SC/ST panel takes note of DM retort

Officer to explain remark

Ramashankar Published 27.07.17, 12:00 AM

The National Commission for Scheduled Castes (NCSC) will soon issue a notice to Aurangabad district magistrate Kanwal Tanuj for his "unsavoury remarks" against women at a public meeting in Jamhor block of the district, while addressing a " swachhta mahasabha" - a programme to spread awareness against open defecation.

NCSC member Yogendra Paswan said on Wednesday that the commission came to know about the district magistrate's statement asking a man belonging to the Mahadalit community to sell his wife if he couldn't afford to build a toilet for her at home.
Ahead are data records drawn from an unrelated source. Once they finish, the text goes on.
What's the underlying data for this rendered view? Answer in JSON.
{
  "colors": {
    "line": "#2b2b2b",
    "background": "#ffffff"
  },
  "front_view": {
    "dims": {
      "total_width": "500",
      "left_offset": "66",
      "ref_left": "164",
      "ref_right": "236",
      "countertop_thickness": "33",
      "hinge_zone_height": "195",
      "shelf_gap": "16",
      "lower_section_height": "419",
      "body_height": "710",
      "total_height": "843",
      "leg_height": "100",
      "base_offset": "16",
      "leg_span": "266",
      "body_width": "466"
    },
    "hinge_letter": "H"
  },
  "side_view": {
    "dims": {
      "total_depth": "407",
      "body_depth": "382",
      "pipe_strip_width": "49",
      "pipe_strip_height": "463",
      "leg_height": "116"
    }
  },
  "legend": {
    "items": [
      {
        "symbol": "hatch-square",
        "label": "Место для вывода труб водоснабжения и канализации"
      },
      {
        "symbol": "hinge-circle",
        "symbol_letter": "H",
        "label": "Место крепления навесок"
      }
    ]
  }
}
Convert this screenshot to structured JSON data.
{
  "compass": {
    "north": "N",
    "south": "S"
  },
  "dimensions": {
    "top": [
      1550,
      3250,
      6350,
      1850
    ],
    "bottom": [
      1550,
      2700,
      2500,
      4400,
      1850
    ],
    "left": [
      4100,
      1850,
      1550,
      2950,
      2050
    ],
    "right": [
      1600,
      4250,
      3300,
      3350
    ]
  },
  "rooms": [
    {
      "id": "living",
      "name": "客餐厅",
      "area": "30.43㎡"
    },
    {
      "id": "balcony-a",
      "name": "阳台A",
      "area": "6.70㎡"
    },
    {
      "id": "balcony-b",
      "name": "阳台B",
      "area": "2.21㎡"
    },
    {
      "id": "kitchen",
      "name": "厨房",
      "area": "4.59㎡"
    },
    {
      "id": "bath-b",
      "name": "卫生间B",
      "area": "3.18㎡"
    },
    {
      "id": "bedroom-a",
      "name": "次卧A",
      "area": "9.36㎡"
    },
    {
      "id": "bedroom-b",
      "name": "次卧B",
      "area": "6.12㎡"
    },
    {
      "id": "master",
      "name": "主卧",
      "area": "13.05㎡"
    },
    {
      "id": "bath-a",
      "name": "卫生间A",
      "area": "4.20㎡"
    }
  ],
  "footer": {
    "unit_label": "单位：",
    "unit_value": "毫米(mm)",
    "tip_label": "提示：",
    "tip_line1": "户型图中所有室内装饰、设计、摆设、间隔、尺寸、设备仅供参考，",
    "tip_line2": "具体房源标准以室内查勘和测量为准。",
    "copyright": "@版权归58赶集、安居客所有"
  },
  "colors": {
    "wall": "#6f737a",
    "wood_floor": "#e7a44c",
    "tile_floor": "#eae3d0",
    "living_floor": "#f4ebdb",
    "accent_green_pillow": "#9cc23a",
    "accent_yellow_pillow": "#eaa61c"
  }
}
Terming the district magistrate's statement "highly objectionable", the NCSC member said he would inquire into the incident after coming to Patna.

"I am supposed to visit Patna on Thursday. I will certainly look into the matter," Paswan told The Telegraph over phone from Delhi.

An official with the NCSC office in Delhi said the commission got information about the 2012-batch IAS officer's retort through media reports.

"How can a public servant make such a statement and that too at an official meeting," the NCSC official said, adding that the commission has taken cognisance of the matter on the basis of media reports.

Tanuj flew into a rage after Saukina Dom, a resident of Jamhor Tola in Aurangabad, interrupted the district magistrate requesting him to release the government funds of Rs 12,000 in advance to build a toilet. The DM allegedly told Saukina to "sell his wife" if he could not afford to build a toilet at home.

Saukina, who lost his wife Parvati Devi, about 20 years ago, felt insulted as their were around 500 people in the gathering. "I was deeply hurt. Main pehle kabhi itna apmanit nahi hua (I had never felt so insulted)," he told this newspaper over phone.

Saukina was hurriedly taken from the venue of the meeting by security personnel and reportedly told not to speak to the media. An official, too, visited Saukina's makeshift house the next day and asked him not to go against the district magistrate.

The annual per capita income in Aurangabad's rural areas is Rs 12,302; the DM was in effect asking villagers to set aside a year's earning for a toilet and await reimbursement.

The hamlet Saukina lives in is home to 12 Mahadalit families; they have neither been given houses under central government rural housing schemes nor the state's old-age pensions for senior citizens, Saukina said.